Vegan Coconut Lemon Layer Cake
1 cup vegan butter (2 sticks)--at room temp.
2 cups sugar
1 cup coconut milk (I used low fat)
2 teaspoons vanilla extract
2 1/2 cups unbleached white flour
1 tablespoon baking powder
1/2 teaspoon salt
6 egg whites (used Ener-G Egg Replacer)
1/2 cup shredded coconut for topping
6 lemons (for making lemon curd and for frosting)
Preheat oven to 350. Spray 2 9-inch cake pans and line the bottoms with parchment paper--it is important to use parchment paper on the bottom! Cream the butter and sugar together. In a separate bowl, add the coconut milk and vanilla extract. Now, add 1/2 of the milk mixture to the sugar/butter mixture. Now, prep your dry ingredients in a separate bowl. Add this sifted
mixture to the butter/sugar--using the hand mixer, mix well until fully blended. Then add the remaining milk mixture, blend well. Now, for the egg whites. You need to have Ener-G Egg Replacer on hand to make this work. According to package directions, measure out the equivalent of the amount for 6 eggs. Using the hand blender, beat the egg mixture until it begins to form peaks. This took me about 10 minutes of blending. It will come together, just give it time.

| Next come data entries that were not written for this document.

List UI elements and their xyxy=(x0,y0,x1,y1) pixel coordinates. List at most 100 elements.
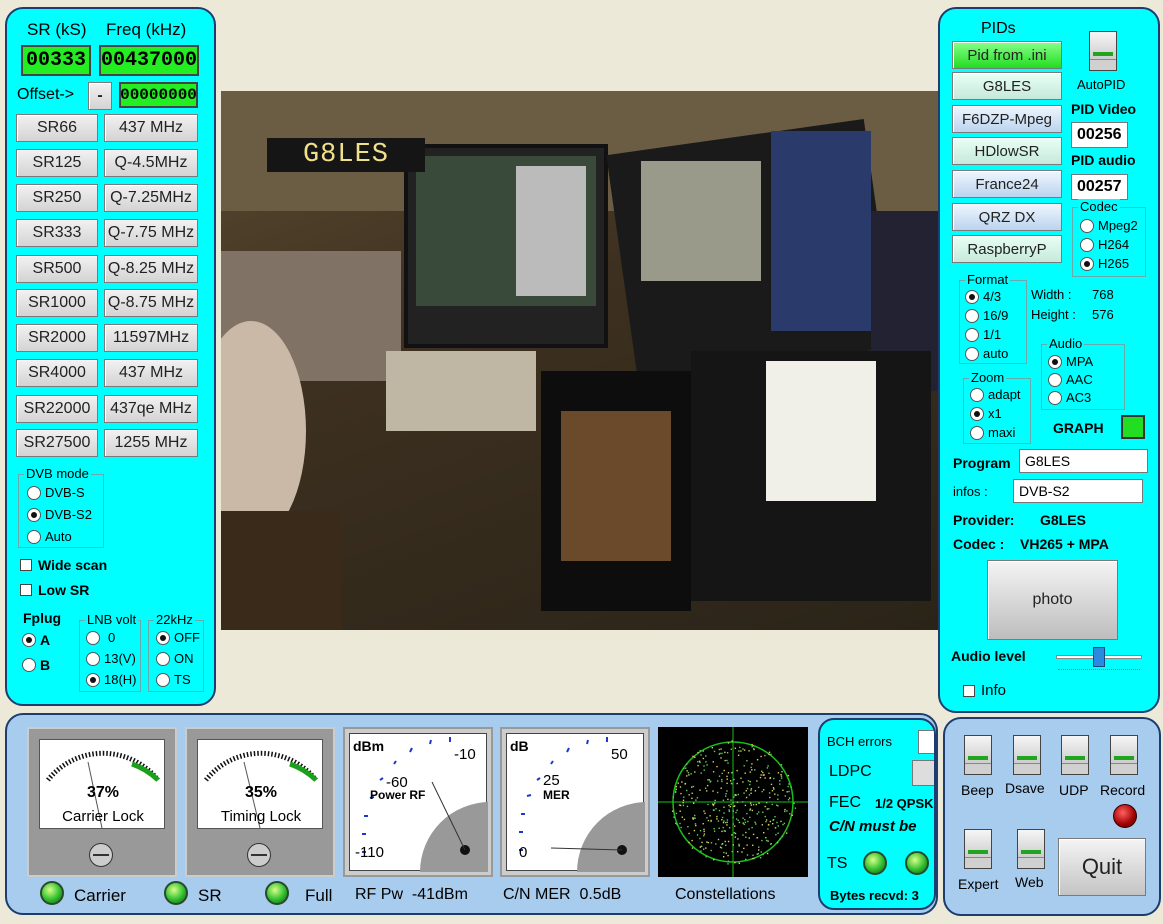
audio-mpa-radio[interactable]: MPA xyxy=(1048,354,1093,369)
record-switch[interactable] xyxy=(1110,735,1138,775)
pid-preset-5[interactable]: QRZ DX xyxy=(952,203,1062,231)
sr-button-sr22000[interactable]: SR22000 xyxy=(16,395,98,423)
codec-mpeg2-radio[interactable]: Mpeg2 xyxy=(1080,218,1138,233)
timing-lock-pct: 35% xyxy=(244,784,278,801)
pid-preset-1[interactable]: G8LES xyxy=(952,72,1062,100)
graph-toggle[interactable] xyxy=(1121,415,1145,439)
constellation-point xyxy=(721,780,723,783)
constellation-point xyxy=(728,809,730,811)
cn-must-be: C/N must be xyxy=(829,818,917,835)
timing-lock-knob[interactable] xyxy=(247,843,271,867)
sr-display[interactable]: 00333 xyxy=(21,45,91,76)
freq-button-4[interactable]: Q-8.25 MHz xyxy=(104,255,198,283)
constellation-point xyxy=(738,821,741,824)
offset-display[interactable]: 00000000 xyxy=(119,82,198,108)
constellation-point xyxy=(749,816,751,819)
audio-ac3-radio[interactable]: AC3 xyxy=(1048,390,1091,405)
beep-switch[interactable] xyxy=(964,735,992,775)
constellation-point xyxy=(770,753,772,756)
dvb-s2-radio[interactable]: DVB-S2 xyxy=(27,507,92,522)
format-16-9-radio[interactable]: 16/9 xyxy=(965,308,1008,323)
freq-button-6[interactable]: 11597MHz xyxy=(104,324,198,352)
low-sr-checkbox[interactable]: Low SR xyxy=(20,582,89,598)
22khz-on-radio[interactable]: ON xyxy=(156,651,194,666)
wide-scan-checkbox[interactable]: Wide scan xyxy=(20,557,107,573)
pid-preset-4[interactable]: France24 xyxy=(952,170,1062,198)
audio-aac-radio[interactable]: AAC xyxy=(1048,372,1093,387)
freq-button-2[interactable]: Q-7.25MHz xyxy=(104,184,198,212)
freq-button-0[interactable]: 437 MHz xyxy=(104,114,198,142)
dsave-switch[interactable] xyxy=(1013,735,1041,775)
fplug-b-radio[interactable]: B xyxy=(22,657,50,673)
constellation-point xyxy=(726,778,728,780)
sr-button-sr1000[interactable]: SR1000 xyxy=(16,289,98,317)
web-label: Web xyxy=(1015,874,1044,890)
freq-button-1[interactable]: Q-4.5MHz xyxy=(104,149,198,177)
lnb-volt-title: LNB volt xyxy=(85,612,139,627)
constellation-point xyxy=(734,747,736,749)
freq-button-7[interactable]: 437 MHz xyxy=(104,359,198,387)
pid-video-input[interactable]: 00256 xyxy=(1071,122,1128,148)
freq-button-3[interactable]: Q-7.75 MHz xyxy=(104,219,198,247)
22khz-off-radio[interactable]: OFF xyxy=(156,630,200,645)
constellation-point xyxy=(769,796,771,799)
autopid-switch[interactable] xyxy=(1089,31,1117,71)
pid-preset-3[interactable]: HDlowSR xyxy=(952,137,1062,165)
audio-level-thumb[interactable] xyxy=(1093,647,1105,667)
lnb-18h-radio[interactable]: 18(H) xyxy=(86,672,137,687)
quit-button[interactable]: Quit xyxy=(1058,838,1146,896)
sr-button-sr250[interactable]: SR250 xyxy=(16,184,98,212)
constellation-point xyxy=(721,772,723,775)
format-4-3-radio[interactable]: 4/3 xyxy=(965,289,1001,304)
constellation-point xyxy=(744,772,746,774)
sr-button-sr2000[interactable]: SR2000 xyxy=(16,324,98,352)
pid-preset-0[interactable]: Pid from .ini xyxy=(952,41,1062,69)
sr-button-sr125[interactable]: SR125 xyxy=(16,149,98,177)
audio-level-slider[interactable] xyxy=(1056,645,1142,677)
dvb-auto-radio[interactable]: Auto xyxy=(27,529,72,544)
freq-button-9[interactable]: 1255 MHz xyxy=(104,429,198,457)
photo-button[interactable]: photo xyxy=(987,560,1118,640)
fplug-a-radio[interactable]: A xyxy=(22,632,50,648)
sr-button-sr27500[interactable]: SR27500 xyxy=(16,429,98,457)
zoom-maxi-radio[interactable]: maxi xyxy=(970,425,1015,440)
carrier-lock-knob[interactable] xyxy=(89,843,113,867)
format-1-1-radio[interactable]: 1/1 xyxy=(965,327,1001,342)
freq-button-8[interactable]: 437qe MHz xyxy=(104,395,198,423)
constellation-point xyxy=(768,753,770,755)
udp-switch[interactable] xyxy=(1061,735,1089,775)
constellation-point xyxy=(718,775,721,777)
codec-h264-radio[interactable]: H264 xyxy=(1080,237,1129,252)
zoom-adapt-radio[interactable]: adapt xyxy=(970,387,1021,402)
info-checkbox[interactable]: Info xyxy=(963,682,1006,699)
sr-button-sr500[interactable]: SR500 xyxy=(16,255,98,283)
zoom-x1-radio[interactable]: x1 xyxy=(970,406,1002,421)
22khz-ts-radio[interactable]: TS xyxy=(156,672,191,687)
record-indicator xyxy=(1113,804,1137,828)
sr-button-sr333[interactable]: SR333 xyxy=(16,219,98,247)
offset-sign-button[interactable]: - xyxy=(88,82,112,110)
constellation-point xyxy=(706,764,708,766)
program-input[interactable]: G8LES xyxy=(1019,449,1148,473)
expert-switch[interactable] xyxy=(964,829,992,869)
graph-label: GRAPH xyxy=(1053,420,1104,436)
freq-button-5[interactable]: Q-8.75 MHz xyxy=(104,289,198,317)
codec-h265-radio[interactable]: H265 xyxy=(1080,256,1129,271)
web-switch[interactable] xyxy=(1017,829,1045,869)
dvb-s-radio[interactable]: DVB-S xyxy=(27,485,85,500)
lnb-0-radio[interactable]: 0 xyxy=(86,630,115,645)
constellation-point xyxy=(745,790,747,792)
sr-button-sr4000[interactable]: SR4000 xyxy=(16,359,98,387)
lnb-13v-radio[interactable]: 13(V) xyxy=(86,651,136,666)
pid-audio-label: PID audio xyxy=(1071,152,1136,168)
constellation-point xyxy=(682,799,685,801)
constellation-point xyxy=(720,757,722,759)
pid-preset-2[interactable]: F6DZP-Mpeg xyxy=(952,105,1062,133)
pid-preset-6[interactable]: RaspberryP xyxy=(952,235,1062,263)
format-auto-radio[interactable]: auto xyxy=(965,346,1008,361)
pid-audio-input[interactable]: 00257 xyxy=(1071,174,1128,200)
infos-input[interactable]: DVB-S2 xyxy=(1013,479,1143,503)
sr-button-sr66[interactable]: SR66 xyxy=(16,114,98,142)
pid-video-label: PID Video xyxy=(1071,101,1137,117)
freq-display[interactable]: 00437000 xyxy=(99,45,199,76)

You then carefully, and with a spatula, fold the egg white mixture into the batter until you can no longer see the egg white mixture. Don't over blend--just "fold" in! Now, pour the batter evenly into your two pans and bake for approximately 35 minutes. Check for doneness with a knife inserted in the middle, if it comes out clean, it will be done. I found that my cake was perfect and that the edges began to pull a bit away from the sides. Just don't over bake it or under bake it. Remove from oven and let cool for about an hour or more before frosting.
Lemon Curd
In a small sauce pan over medium heat add 3/4 cup of sugar plus 1/3 cup of freshly squeezed lemon juice (juice of about 4 lemons) and about 1 tablespoon of fresh lemon zest to the pan. Stirring constantly, add 3 tablespoons of corn starch. Keep stirring and add 1 tablespoon of soy margarine. Bring to a boil and whisk the whole time. Keep watching it--it will begin to thicken.
Remove from heat. Pour into a non-reactive bowl as this mixture will be hot! Set aside to cool. Then, after about ten minutes, place in fridge to complete the cooling process--about 1 hour.
Lemon Cream Frosting
1/2 cup soy butter sticks--1 stick
1/2 cup soy vegetable sticks--1 stick
5 cups powdered sugar
4 tablespoons lemon juice
2 tablespoons lemon zest
1 teaspoon vanilla extract
Mix all ingredients well--just look for it to be smooth--keep tasting until you get there!
Place the bottom level of the cake on your cake plate. Frost the sides, and then place a thin layer of frosting across the top of the bottom tier of the cake--this keeps the lemon curd from soaking into the bottom of the cake. Next, take the completely cooled lemon curd and frost over the thin layer of buttercream frosting. You should be able to use all of the lemon curd between layers. Now, place the top layer over this. Finish frosting the cake--tops and sides. Sprinkle the top with coconut. Place in fridge! Enjoy!
This looks like light, fluffy amazingness. We're not vegan, but we can appreciate any good food. Especially cake!
ReplyDeleteThanks so much! This cake is STILL good four nights later and I have loved every single plate of it! (FYI--I kept it in the fridge.)